Neste ano de 2020, André Lara Resende, intelectual e homem público dos mais ativos na elaboração e no sucesso da implantação do Plano Real e da redução da inflação no Brasil, lançou um novo livro, “Consenso e contrassenso: Por uma economia não dogmática” 3. Lara desenvolve uma série de ideias que ainda permanecem fora dos debates relevantes na academia e na sociedade. Em suma, considera necessário tratar a dívida pública com base no conhecimento real, sem trocadilho, do setor bancário e de sua relação com o Banco Central e o Tesouro Nacional. O setor público federal tem condições, pela sua função intrínseca de emissão e controle da moeda e sua capacidade de operar a favor dos interesses da população – leia-se retomada do desenvolvimento e da geração de empregos –, de atuar fora dos dogmas prevalecentes e sair da sinuca de bico em que se coloca a dívida pública. Ele defende a necessidade de eficiência do Estado e seu controle para que se evite sua captura pelo poder dos interesses econômicos e corporativos. Então, é outro debate complexo que precisamos aprofundar e gerar propostas positivas e responsáveis. Temos, sim, condições de saída para o ajuste correto do rentismo, certamente não exatamente agradável para quem ficou viciado no ganho fácil.
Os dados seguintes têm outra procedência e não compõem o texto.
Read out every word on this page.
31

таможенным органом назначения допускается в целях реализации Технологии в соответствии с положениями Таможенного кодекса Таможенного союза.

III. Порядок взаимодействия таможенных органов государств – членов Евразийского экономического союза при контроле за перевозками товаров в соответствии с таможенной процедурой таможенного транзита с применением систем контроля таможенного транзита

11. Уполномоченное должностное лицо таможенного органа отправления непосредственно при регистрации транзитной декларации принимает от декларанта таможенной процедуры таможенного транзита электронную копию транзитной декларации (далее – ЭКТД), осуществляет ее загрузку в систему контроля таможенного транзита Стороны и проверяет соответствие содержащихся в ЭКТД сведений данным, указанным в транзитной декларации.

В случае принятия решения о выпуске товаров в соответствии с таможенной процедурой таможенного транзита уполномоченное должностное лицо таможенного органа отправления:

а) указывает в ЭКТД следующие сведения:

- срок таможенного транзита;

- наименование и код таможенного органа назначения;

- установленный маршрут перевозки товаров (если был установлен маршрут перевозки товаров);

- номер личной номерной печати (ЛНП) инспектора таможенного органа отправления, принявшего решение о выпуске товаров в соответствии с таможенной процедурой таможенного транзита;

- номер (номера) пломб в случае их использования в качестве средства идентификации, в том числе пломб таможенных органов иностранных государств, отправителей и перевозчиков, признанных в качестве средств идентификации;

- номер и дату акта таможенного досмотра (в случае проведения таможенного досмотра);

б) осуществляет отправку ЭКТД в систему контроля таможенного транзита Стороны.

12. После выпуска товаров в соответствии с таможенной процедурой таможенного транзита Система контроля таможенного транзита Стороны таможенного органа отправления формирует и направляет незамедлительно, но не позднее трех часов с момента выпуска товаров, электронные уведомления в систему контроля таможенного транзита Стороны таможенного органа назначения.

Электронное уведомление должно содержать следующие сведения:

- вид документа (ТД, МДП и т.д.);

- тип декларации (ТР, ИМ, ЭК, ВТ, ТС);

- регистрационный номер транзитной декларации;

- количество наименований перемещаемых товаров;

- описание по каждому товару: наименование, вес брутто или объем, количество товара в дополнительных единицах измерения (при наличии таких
Esse conjunto de debates, ora proposto, só conseguirá ocorrer com a preservação e consolidação da democracia, do respeito à independência de seus poderes e à constituição brasileira. Existem várias divergências, é fato, mas devemos tratá-las com realismo. Hoje fala-se muito em atitude republicana. Penso que devemos explicar o que seria essa atitude. Em meu ponto de vista, significa: acatar o processo democrático e o resultado das eleições; exigir dos vencedores, a maioria, o diálogo devido com os perdedores, a minoria; a maioria exercer as responsabilidades do mandato recebido e criar um canal maduro de comunicação com a minoria, que também tem sua legitimidade própria; e distinguir as funções de Estado das de Governo. Nossa Constituição prevê a alternância do exercício do poder como resultado das eleições periódicas.

A realidade pós-corona deve ser estudada, melhor conhecida e avaliada por todos para que resulte em propostas viáveis de superação. Não adiantará acharmos que o céu será de brigadeiro, no jargão dos aeronautas. Teremos que superar muitas turbulências para que nosso avião pouse com segurança após seu voo rumo ao futuro. Mas, tenho convicção que a magnitude dos problemas a enfrentar é também um fator que desafiará a maioria da população brasileira, constituída de pessoas honestas, a pensar e utilizar sua capacidade criativa e inteligência para superar esses desafios e encontrar as alternativas de soluções adequadas.

Penso que devemos institucionalizar a organização desses futuros debates para que sejam elaboradas suas propostas a serem submetidas às lideranças de nosso país. Talvez a melhor forma seja a criação de vários Conselhos, cuja sugestão inicial foi formulada em entrevista do economista Luiz Gonzaga Belluzzo 4, ao Instituto Humanitas Unisinos, de 17 de abril deste ano, com proposta de criação de Comitês de Coordenação Econômica. Esses Comitês ou Conselhos fazem parte de experiências exitosas em nossa história republicana.

Concluo com uma citação já utilizada em meu último artigo para o VÍNCULO, de dezembro de 2018:

“O Brasil tem um enorme passado pela frente” – Millôr Fernandes.

Vamos debater?

1 SCHWAB, K., “A quarta revolução industrial”. São Paulo: Edipro, 2016.

2 KRUGMAN, Paul R., “A consciência de um liberal”. Rio de Janeiro: Record, 2010.

3 LARA RESENDE, A., “Consenso e contrassenso: Por uma economia não dogmática”. São Paulo: Portfolio-Penguin, 2020.

4 BELLUZZO, Luiz. G., “Que país se espera?”. Entrevista concedida por e-mail à Patrícia Fachin, Instituto Humanitas Unisinos – IHU on Line, em 17/04/2020.